Taking the kick out of beer
Like most beer ads, the TV commercial for Texas Select foams over with machismo. The blurb, aired in Houston and Dallas, portrays a group of poker-playing buddies whooping it up while holding aloft glasses filled with an amber beverage. Then comes the kick or, rather, the lack of one. Texas Select is virtually alcohol free. Claims the card-party host: “The guys couldn’t tell the difference.”
Texas Select is one of at least six new brews that look and taste much like regular beer but have little or no intoxicating effect. With these lighter-than-Lite beverages, U.S. brewers are making their boldest move since the introduction of low-calorie beer in the mid-1970s. Brewers hope the new brands will put fizz back into sales, which have gone flat following strong growth in the 1970s.
Next week the biggest U.S. brewer, Anheuser-Busch, will roll out a brand called L.A., for light alcohol, in ten test markets from California to Rhode Island. Detroit-based Stroh, the third-largest brewer, this week will announce a low-alcohol brand called Schaefer L.A. The customers thirstiest for the new brands are expected to be males over 25 who have begun to worry about their health. Industry watchers say Anheuser-Busch will spend up to $30 million on its ad campaign featuring such modern life-style exemplars as a businessman bicycling to his job and a fitness buff working out in a health spa.
Last August Cincinnati’s Hudepohl launched reduced-alcohol Pace beer partly as an answer to Ohio’s strict drunk-driving laws. A six-pack of Pace, with less than 2% alcohol, produces the effect of only three cans of regular beer, which contains about 4%. In beer-loving Australia, where lawmakers cracked down on drunk driving in 1976, low-alcohol brew has captured 10% of the market.

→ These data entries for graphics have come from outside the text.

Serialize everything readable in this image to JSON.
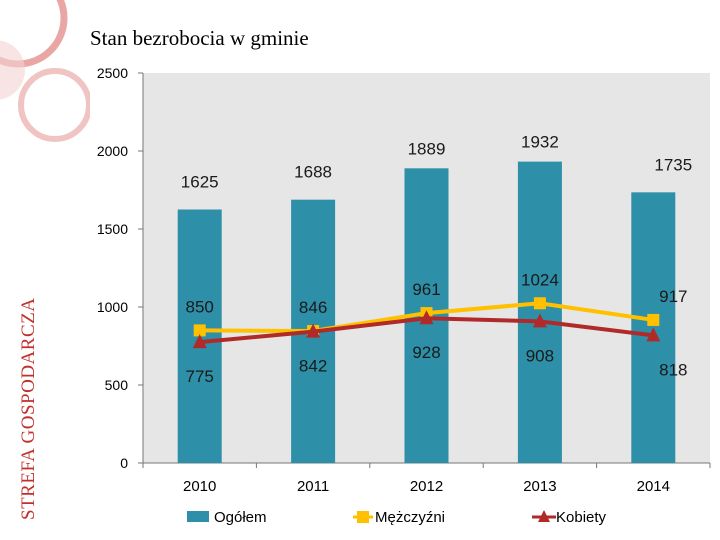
{
  "slide": {
    "title": "Stan bezrobocia w gminie",
    "side_title": "STREFA GOSPODARCZA"
  },
  "colors": {
    "accent": "#c0302c",
    "ogolem": "#2e8fa8",
    "mezczyzni": "#ffc000",
    "kobiety": "#b02a2a",
    "plot_bg": "#e6e6e6"
  },
  "chart_data": {
    "type": "bar",
    "categories": [
      "2010",
      "2011",
      "2012",
      "2013",
      "2014"
    ],
    "series": [
      {
        "name": "Ogółem",
        "type": "bar",
        "values": [
          1625,
          1688,
          1889,
          1932,
          1735
        ]
      },
      {
        "name": "Mężczyźni",
        "type": "line",
        "marker": "square",
        "values": [
          850,
          846,
          961,
          1024,
          917
        ]
      },
      {
        "name": "Kobiety",
        "type": "line",
        "marker": "triangle",
        "values": [
          775,
          842,
          928,
          908,
          818
        ]
      }
    ],
    "ylim": [
      0,
      2500
    ],
    "yticks": [
      "0",
      "500",
      "1000",
      "1500",
      "2000",
      "2500"
    ],
    "title": "",
    "xlabel": "",
    "ylabel": "",
    "legend": "bottom",
    "grid": false
  }
}
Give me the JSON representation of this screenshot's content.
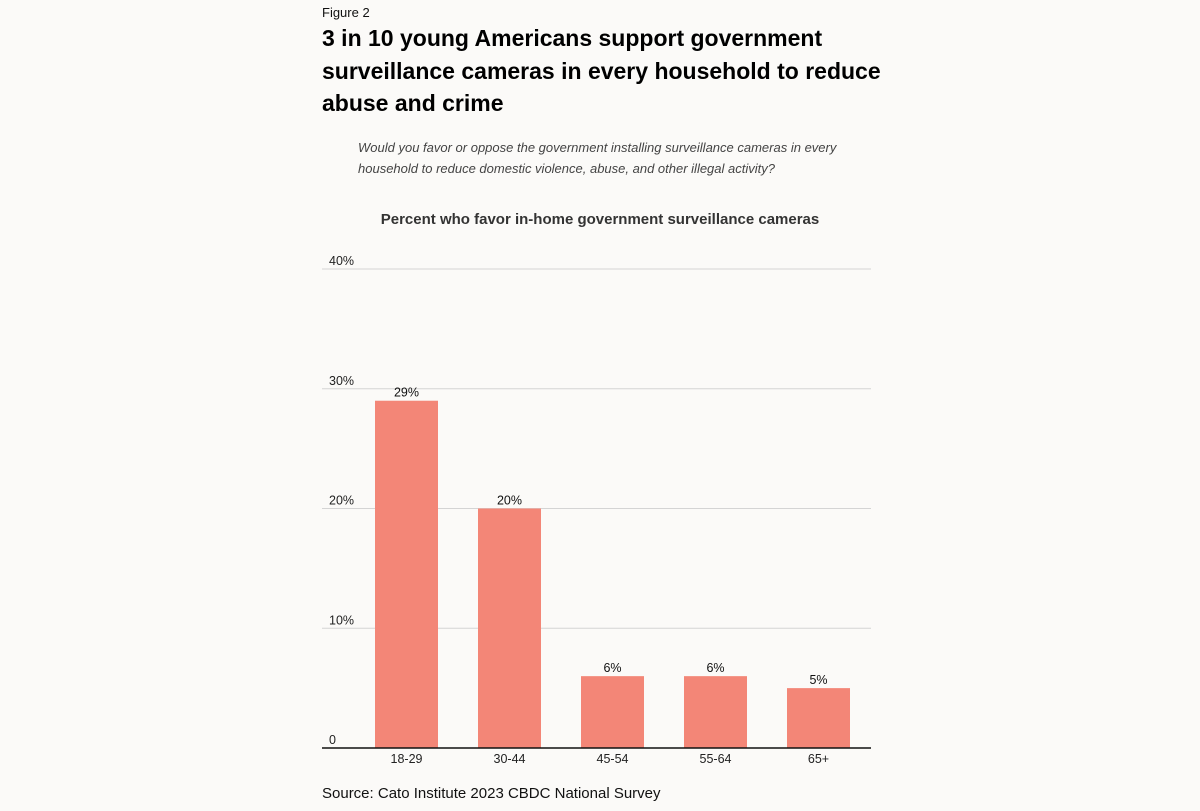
{
  "figure_label": "Figure 2",
  "headline": "3 in 10 young Americans support government surveillance cameras in every household to reduce abuse and crime",
  "question": "Would you favor or oppose the government installing surveillance cameras in every household to reduce domestic violence, abuse, and other illegal activity?",
  "source": "Source: Cato Institute 2023 CBDC National Survey",
  "colors": {
    "bar": "#f38677",
    "grid": "#d4d4d4",
    "axis": "#111111"
  },
  "chart_data": {
    "type": "bar",
    "title": "Percent who favor in-home government surveillance cameras",
    "xlabel": "",
    "ylabel": "",
    "categories": [
      "18-29",
      "30-44",
      "45-54",
      "55-64",
      "65+"
    ],
    "values": [
      29,
      20,
      6,
      6,
      5
    ],
    "data_labels": [
      "29%",
      "20%",
      "6%",
      "6%",
      "5%"
    ],
    "ylim": [
      0,
      40
    ],
    "yticks": [
      0,
      10,
      20,
      30,
      40
    ],
    "ytick_labels": [
      "0",
      "10%",
      "20%",
      "30%",
      "40%"
    ],
    "grid": true,
    "legend": "none"
  }
}
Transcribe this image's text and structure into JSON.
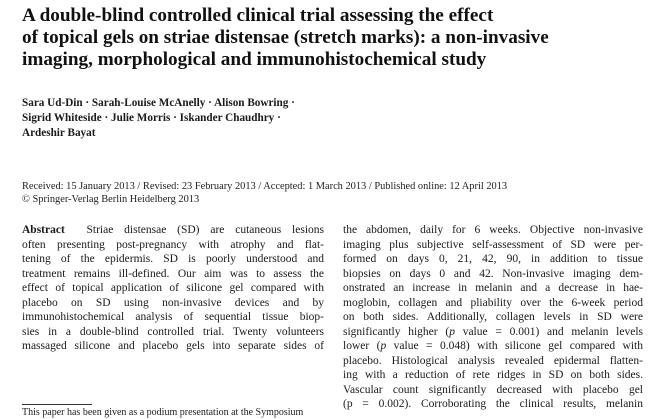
{
  "title_lines": [
    "A double-blind controlled clinical trial assessing the effect",
    "of topical gels on striae distensae (stretch marks): a non-invasive",
    "imaging, morphological and immunohistochemical study"
  ],
  "author_lines": [
    "Sara Ud-Din · Sarah-Louise McAnelly · Alison Bowring ·",
    "Sigrid Whiteside · Julie Morris · Iskander Chaudhry ·",
    "Ardeshir Bayat"
  ],
  "dates_line": "Received: 15 January 2013 / Revised: 23 February 2013 / Accepted: 1 March 2013 / Published online: 12 April 2013",
  "copyright_line": "© Springer-Verlag Berlin Heidelberg 2013",
  "abstract": {
    "heading": "Abstract",
    "left_lines": [
      "Striae distensae (SD) are cutaneous lesions",
      "often presenting post-pregnancy with atrophy and flat-",
      "tening of the epidermis. SD is poorly understood and",
      "treatment remains ill-defined. Our aim was to assess the",
      "effect of topical application of silicone gel compared with",
      "placebo on SD using non-invasive devices and by",
      "immunohistochemical analysis of sequential tissue biop-",
      "sies in a double-blind controlled trial. Twenty volunteers",
      "massaged silicone and placebo gels into separate sides of"
    ],
    "right_lines": [
      "the abdomen, daily for 6 weeks. Objective non-invasive",
      "imaging plus subjective self-assessment of SD were per-",
      "formed on days 0, 21, 42, 90, in addition to tissue",
      "biopsies on days 0 and 42. Non-invasive imaging dem-",
      "onstrated an increase in melanin and a decrease in hae-",
      "moglobin, collagen and pliability over the 6-week period",
      "on both sides. Additionally, collagen levels in SD were",
      "significantly higher (",
      "p",
      " value = 0.001) and melanin levels",
      "lower (",
      " value = 0.048) with silicone gel compared with",
      "placebo. Histological analysis revealed epidermal flatten-",
      "ing with a reduction of rete ridges in SD on both sides.",
      "Vascular count significantly decreased with placebo gel",
      "(p = 0.002). Corroborating the clinical results, melanin"
    ]
  },
  "footnote": "This paper has been given as a podium presentation at the Symposium"
}
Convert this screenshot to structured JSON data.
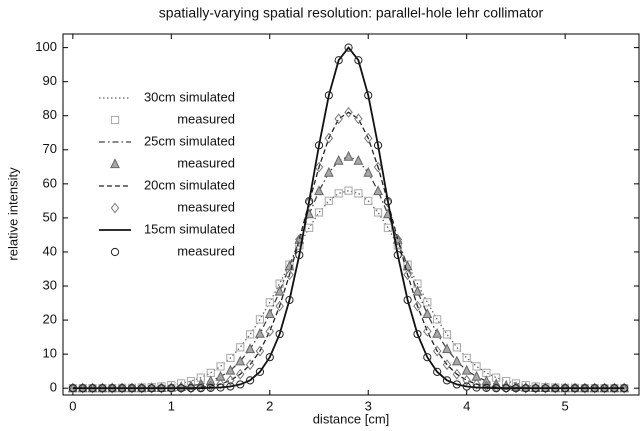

The new beverages generally mimic all the trappings of premium beer, including the price tag of $3 or more per sixpack. Moussy, a nonalcoholic Swiss-made product, is bottled like a prestige import beer, complete with foil wrapper. White Rock Products, which distributes Moussy (pronounced moose-y) in the U.S., expects to sell 650,000 cases this year. The company is now running a special advertising campaign in the Midwest aimed at churchgoers who have given up alcohol for Lent.